Box plots (also known as box-and-whisker plots) give a visual summary of a few important statistics of a distribution. The box denotes the 25th percentile, median, and 75th percentile, the whiskers show the tails, and unusually large or small values are also plotted. Box plots cannot reveal as much shape as with a histogram or density curve. They primarily show symmetry and skew, long/short tails, and unusually large/small values.

Figure 10.2 is a visual explanation of the parts of a box plot. Asymmetry is evident from the median not being in the middle of the box, the size of the tails are shown by the length of the whiskers, and outliers by the points that appear beyond the whiskers.
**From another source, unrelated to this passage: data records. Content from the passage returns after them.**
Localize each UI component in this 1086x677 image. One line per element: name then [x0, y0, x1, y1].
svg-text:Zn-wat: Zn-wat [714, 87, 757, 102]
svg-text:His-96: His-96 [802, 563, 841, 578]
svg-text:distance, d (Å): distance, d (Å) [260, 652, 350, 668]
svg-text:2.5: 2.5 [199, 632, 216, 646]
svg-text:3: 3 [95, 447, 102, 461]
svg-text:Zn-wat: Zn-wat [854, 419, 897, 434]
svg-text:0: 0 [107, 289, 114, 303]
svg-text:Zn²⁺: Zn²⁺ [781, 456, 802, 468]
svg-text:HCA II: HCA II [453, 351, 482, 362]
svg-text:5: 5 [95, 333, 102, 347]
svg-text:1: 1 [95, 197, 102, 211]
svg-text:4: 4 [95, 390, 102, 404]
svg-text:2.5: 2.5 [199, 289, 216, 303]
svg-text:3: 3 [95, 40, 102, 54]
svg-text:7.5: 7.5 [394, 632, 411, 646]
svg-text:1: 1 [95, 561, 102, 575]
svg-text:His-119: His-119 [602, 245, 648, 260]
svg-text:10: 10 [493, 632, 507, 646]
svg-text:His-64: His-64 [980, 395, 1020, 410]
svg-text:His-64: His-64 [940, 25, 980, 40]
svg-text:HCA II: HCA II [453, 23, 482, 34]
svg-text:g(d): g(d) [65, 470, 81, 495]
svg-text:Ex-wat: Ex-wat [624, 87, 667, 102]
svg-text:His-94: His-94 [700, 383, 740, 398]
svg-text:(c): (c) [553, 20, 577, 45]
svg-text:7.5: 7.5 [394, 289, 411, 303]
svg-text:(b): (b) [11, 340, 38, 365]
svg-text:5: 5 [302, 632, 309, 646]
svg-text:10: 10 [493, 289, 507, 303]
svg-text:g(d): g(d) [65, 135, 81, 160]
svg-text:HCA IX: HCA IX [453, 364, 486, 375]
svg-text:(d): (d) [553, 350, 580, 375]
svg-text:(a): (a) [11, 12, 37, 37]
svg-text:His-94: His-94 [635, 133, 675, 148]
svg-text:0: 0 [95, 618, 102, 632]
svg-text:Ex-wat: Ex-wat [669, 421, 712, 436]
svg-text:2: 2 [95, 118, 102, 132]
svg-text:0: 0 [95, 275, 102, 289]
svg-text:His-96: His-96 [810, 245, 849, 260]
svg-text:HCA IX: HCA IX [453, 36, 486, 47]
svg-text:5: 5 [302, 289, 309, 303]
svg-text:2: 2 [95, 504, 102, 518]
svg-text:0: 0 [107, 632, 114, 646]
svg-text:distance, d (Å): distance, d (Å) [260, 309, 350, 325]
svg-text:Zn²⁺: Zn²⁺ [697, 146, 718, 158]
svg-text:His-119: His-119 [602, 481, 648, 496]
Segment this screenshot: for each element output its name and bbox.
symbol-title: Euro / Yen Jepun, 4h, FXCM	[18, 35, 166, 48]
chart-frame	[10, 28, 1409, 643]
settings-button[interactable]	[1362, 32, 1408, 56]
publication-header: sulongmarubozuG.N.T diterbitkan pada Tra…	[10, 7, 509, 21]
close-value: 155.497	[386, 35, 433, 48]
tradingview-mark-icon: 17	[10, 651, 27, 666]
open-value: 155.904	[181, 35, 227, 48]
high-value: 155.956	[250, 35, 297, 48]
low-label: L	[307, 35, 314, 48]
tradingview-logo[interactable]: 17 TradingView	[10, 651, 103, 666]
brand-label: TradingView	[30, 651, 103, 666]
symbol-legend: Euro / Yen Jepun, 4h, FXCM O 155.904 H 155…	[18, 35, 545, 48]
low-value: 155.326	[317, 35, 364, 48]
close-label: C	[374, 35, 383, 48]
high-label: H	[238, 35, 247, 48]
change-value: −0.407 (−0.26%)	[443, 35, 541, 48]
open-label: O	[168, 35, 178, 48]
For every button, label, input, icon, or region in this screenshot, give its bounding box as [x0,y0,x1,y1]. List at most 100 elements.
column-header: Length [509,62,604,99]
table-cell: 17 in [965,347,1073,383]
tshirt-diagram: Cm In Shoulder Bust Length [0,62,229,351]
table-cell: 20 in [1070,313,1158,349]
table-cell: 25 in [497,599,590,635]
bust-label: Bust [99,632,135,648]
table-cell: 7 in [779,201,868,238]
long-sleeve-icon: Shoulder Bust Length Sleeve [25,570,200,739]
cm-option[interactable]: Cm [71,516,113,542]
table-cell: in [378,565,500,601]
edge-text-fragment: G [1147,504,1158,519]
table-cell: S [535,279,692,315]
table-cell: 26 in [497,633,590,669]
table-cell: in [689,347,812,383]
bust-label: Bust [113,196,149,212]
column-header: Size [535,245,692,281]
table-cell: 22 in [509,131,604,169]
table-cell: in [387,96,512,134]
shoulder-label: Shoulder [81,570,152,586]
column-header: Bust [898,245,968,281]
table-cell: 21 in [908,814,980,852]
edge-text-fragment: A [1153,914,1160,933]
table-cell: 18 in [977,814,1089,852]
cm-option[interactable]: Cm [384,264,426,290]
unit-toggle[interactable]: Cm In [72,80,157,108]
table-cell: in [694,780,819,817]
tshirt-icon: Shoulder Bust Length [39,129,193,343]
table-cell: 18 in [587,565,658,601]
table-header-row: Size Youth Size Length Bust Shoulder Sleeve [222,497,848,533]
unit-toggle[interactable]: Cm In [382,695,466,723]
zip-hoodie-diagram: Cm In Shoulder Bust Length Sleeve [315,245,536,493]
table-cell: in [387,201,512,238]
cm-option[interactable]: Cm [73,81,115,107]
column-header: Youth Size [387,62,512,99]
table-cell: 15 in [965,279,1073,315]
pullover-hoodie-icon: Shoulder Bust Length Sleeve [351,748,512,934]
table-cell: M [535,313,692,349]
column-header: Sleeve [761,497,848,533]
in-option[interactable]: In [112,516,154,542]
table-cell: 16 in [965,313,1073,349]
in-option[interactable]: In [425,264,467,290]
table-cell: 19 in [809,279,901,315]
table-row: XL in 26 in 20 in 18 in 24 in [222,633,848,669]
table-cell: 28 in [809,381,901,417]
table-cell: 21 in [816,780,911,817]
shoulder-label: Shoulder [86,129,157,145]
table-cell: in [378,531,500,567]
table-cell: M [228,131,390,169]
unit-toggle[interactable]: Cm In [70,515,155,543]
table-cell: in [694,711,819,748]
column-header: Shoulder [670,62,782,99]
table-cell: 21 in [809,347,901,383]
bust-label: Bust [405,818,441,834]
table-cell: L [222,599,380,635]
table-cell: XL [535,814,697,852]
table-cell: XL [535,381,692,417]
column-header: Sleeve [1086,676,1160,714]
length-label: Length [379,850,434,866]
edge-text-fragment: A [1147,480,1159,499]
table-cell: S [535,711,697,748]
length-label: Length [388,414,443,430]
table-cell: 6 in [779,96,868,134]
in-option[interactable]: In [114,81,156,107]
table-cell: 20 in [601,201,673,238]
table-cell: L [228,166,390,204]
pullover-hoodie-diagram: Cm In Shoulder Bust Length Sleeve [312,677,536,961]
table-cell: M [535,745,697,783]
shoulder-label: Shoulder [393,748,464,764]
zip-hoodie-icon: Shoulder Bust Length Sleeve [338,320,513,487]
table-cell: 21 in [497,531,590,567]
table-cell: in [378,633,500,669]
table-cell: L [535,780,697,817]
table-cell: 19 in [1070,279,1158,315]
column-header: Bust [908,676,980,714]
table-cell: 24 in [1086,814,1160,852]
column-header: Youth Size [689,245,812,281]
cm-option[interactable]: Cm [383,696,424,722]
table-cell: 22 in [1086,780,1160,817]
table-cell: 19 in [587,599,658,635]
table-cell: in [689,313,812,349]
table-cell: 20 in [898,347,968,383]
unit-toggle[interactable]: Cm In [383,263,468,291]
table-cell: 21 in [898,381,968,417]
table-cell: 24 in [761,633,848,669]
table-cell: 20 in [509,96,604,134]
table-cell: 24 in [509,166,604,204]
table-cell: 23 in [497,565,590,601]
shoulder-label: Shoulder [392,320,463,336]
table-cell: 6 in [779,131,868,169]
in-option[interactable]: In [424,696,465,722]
../../_images/box_plot.svg

Fig. 10.2 Diagram of a box plot with the summary statistics labeled.

When we examine the relationship between two qualitative features, our focus is on proportions, as we explain next.

10.3.3. Two Qualitative Features

With two qualitative features, we often compare the distribution of one feature across subgroups defined by the second. In effect, we hold one feature constant and plot the distribution of the second. To do this, we can use some of the same plots we used to display the distribution of one qualitative feature, such as a line plot or bar plot. As an example, let’s examine the relationship between the suitability of a breed for children and the size of the breed.

To examine the relationship between these two qualitative features, we calculate three sets of proportions (one each for low, medium, and high suitability). Within each suitability category we find the proportion of small, medium, and large dogs. These proportions are displayed in following table. Notice that each row sums to 1 (equivalent to 100%).

def proportions(series):
    return series / sum(series)

counts = (dogs.groupby(['kids', 'size'])
 .size()
 .rename('count')
)

prop_table = (counts
 .unstack(level=1)
 .reindex(['High', 'Medium', 'Low'])
 .apply(proportions, axis=1)
)

prop_table_t= prop_table.transpose()
prop_table_t
kids High Medium Low
size
large 0.37 0.29 0.1
medium 0.36 0.34 0.2
small 0.27 0.37 0.7

The line plot below provides a visualization of these proportions. There is one “line” (set of connected dots) for each suitability level. The connected dots give the breakdown of size within a suitability category. We see that breeds with low suitability for kids are primarily small.

px.line(prop_table_t, y=prop_table_t.columns, 
        x=prop_table_t.index, line_dash='kids',
        markers=True, width=450, height=250)
../../_images/eda_relationships_22_0.svg

We can also present these proportions as a collection of side-by-side bar plots as shown here.

px.bar(prop_table, y=prop_table.columns, x=prop_table.index,
        barmode='group', width=500, height=250)
../../_images/eda_relationships_24_0.svg

So far, we’ve covered exploratory visualizations that incorporate one or two features. In the next section, we discuss visualizations that incorporate more than two features.